Doctors then proposed that correcting the situation through surgery might ease MS symptoms, such as movement and balance problems.

But more recent studies haven't shown clearly whether people with MS are more likely than others to have CCSVI, or whether an invasive vessel-opening surgery could have any benefit.
The correlation is extremely high. Normals - actual normals, not relatives of people with MS - are far less likely to have CCSVI, and those that do tend to suffer from fatigue etc.

There needs to be a general re-think of what "MS symptoms" are, because a lot of things attributed to MS have nothing to do with MS. Treating CCSVI doesn't directly affect MS, but in about 1/3 of the cases we see reduction in fatigue, relief of cold hands & feet, and other things that stem from the hypoxia of poor blood flow.

I personally believe CCSVI is a main driver of MS, and that treating it is step 1 in slowing or halting progression, setting the stage for step 2, getting some repair from stem cells.

"We don't think (CCSVI) is the cause of multiple sclerosis," Marder recently told Reuters Health. "We would not advise our patients to be tested for this or act on any recommendations based on this sort of testing."
Whether or not CCSVI causes MS, the high correlation and the improvements that 70% of those treated get make it a moral imperative for all MSers to be evaluated and treated for CCSVI.

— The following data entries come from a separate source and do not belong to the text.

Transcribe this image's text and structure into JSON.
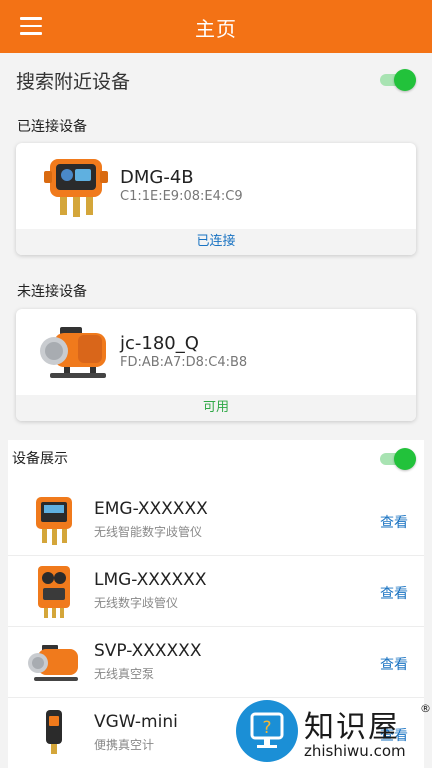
{
  "header": {
    "title": "主页"
  },
  "scan": {
    "label": "搜索附近设备",
    "enabled": true
  },
  "connected": {
    "section_label": "已连接设备",
    "device": {
      "name": "DMG-4B",
      "mac": "C1:1E:E9:08:E4:C9",
      "status": "已连接",
      "status_color": "#1a73c2"
    }
  },
  "disconnected": {
    "section_label": "未连接设备",
    "device": {
      "name": "jc-180_Q",
      "mac": "FD:AB:A7:D8:C4:B8",
      "status": "可用",
      "status_color": "#2fa846"
    }
  },
  "showcase": {
    "section_label": "设备展示",
    "enabled": true,
    "items": [
      {
        "name": "EMG-XXXXXX",
        "desc": "无线智能数字歧管仪",
        "action": "查看"
      },
      {
        "name": "LMG-XXXXXX",
        "desc": "无线数字歧管仪",
        "action": "查看"
      },
      {
        "name": "SVP-XXXXXX",
        "desc": "无线真空泵",
        "action": "查看"
      },
      {
        "name": "VGW-mini",
        "desc": "便携真空计",
        "action": "查看"
      }
    ]
  },
  "watermark": {
    "cn": "知识屋",
    "en": "zhishiwu.com",
    "reg": "®"
  },
  "colors": {
    "brand": "#f37215",
    "toggle_on": "#22c23b",
    "link": "#1a73c2"
  }
}
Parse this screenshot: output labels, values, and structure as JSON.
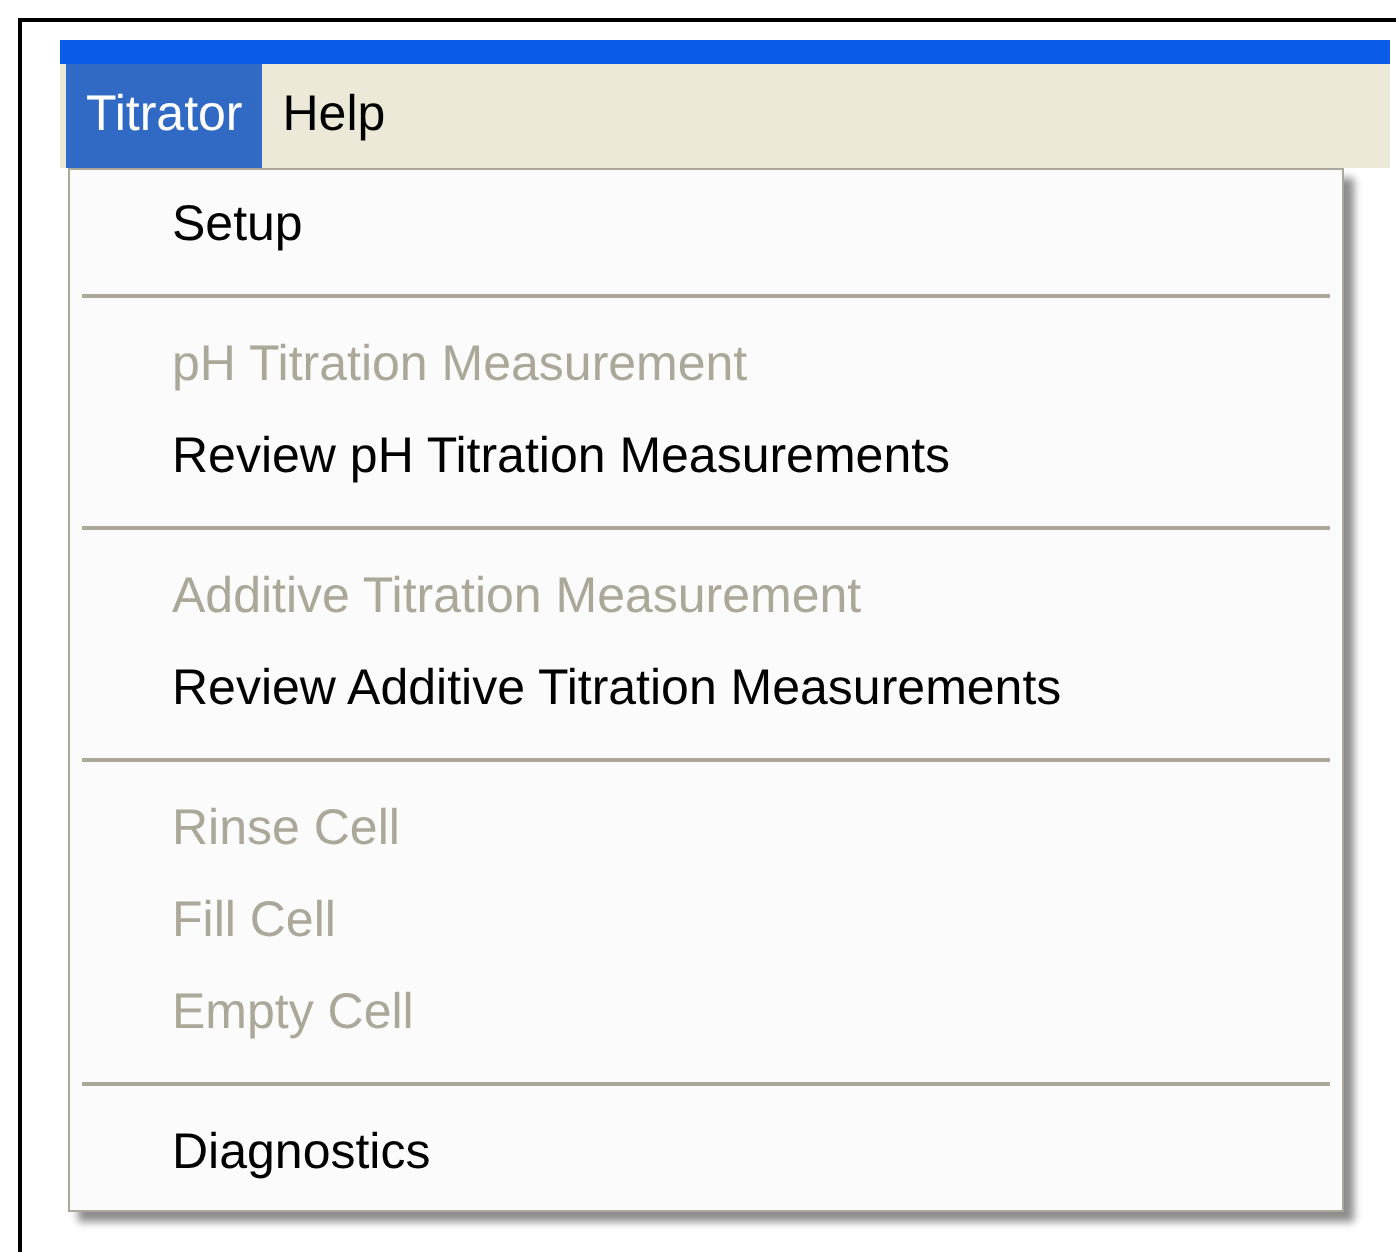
{
  "menu_bar": [
    {
      "label": "Titrator",
      "selected": true
    },
    {
      "label": "Help",
      "selected": false
    }
  ],
  "menu": [
    {
      "kind": "item",
      "label": "Setup",
      "disabled": false
    },
    {
      "kind": "separator"
    },
    {
      "kind": "item",
      "label": "pH Titration Measurement",
      "disabled": true
    },
    {
      "kind": "item",
      "label": "Review pH Titration Measurements",
      "disabled": false
    },
    {
      "kind": "separator"
    },
    {
      "kind": "item",
      "label": "Additive Titration Measurement",
      "disabled": true
    },
    {
      "kind": "item",
      "label": "Review Additive Titration Measurements",
      "disabled": false
    },
    {
      "kind": "separator"
    },
    {
      "kind": "item",
      "label": "Rinse Cell",
      "disabled": true
    },
    {
      "kind": "item",
      "label": "Fill Cell",
      "disabled": true
    },
    {
      "kind": "item",
      "label": "Empty Cell",
      "disabled": true
    },
    {
      "kind": "separator"
    },
    {
      "kind": "item",
      "label": "Diagnostics",
      "disabled": false
    }
  ]
}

We hear so much about the Hippocratic oath, "First do no harm". Unfortunately in the case of MS, waiting causes harm. There are some downsides and rare risks to CCSVI procedures, but the possible upsides far outweigh these.
 

barbara

Pioneer Founding member
I still think that the advice given in the article posted is the best.

In the end, he added, what matters most is that people with MS talk with their own doctors about the best treatment for their condition.

Of course, this means finding a good doctor who is up on the latest which isn't always easy.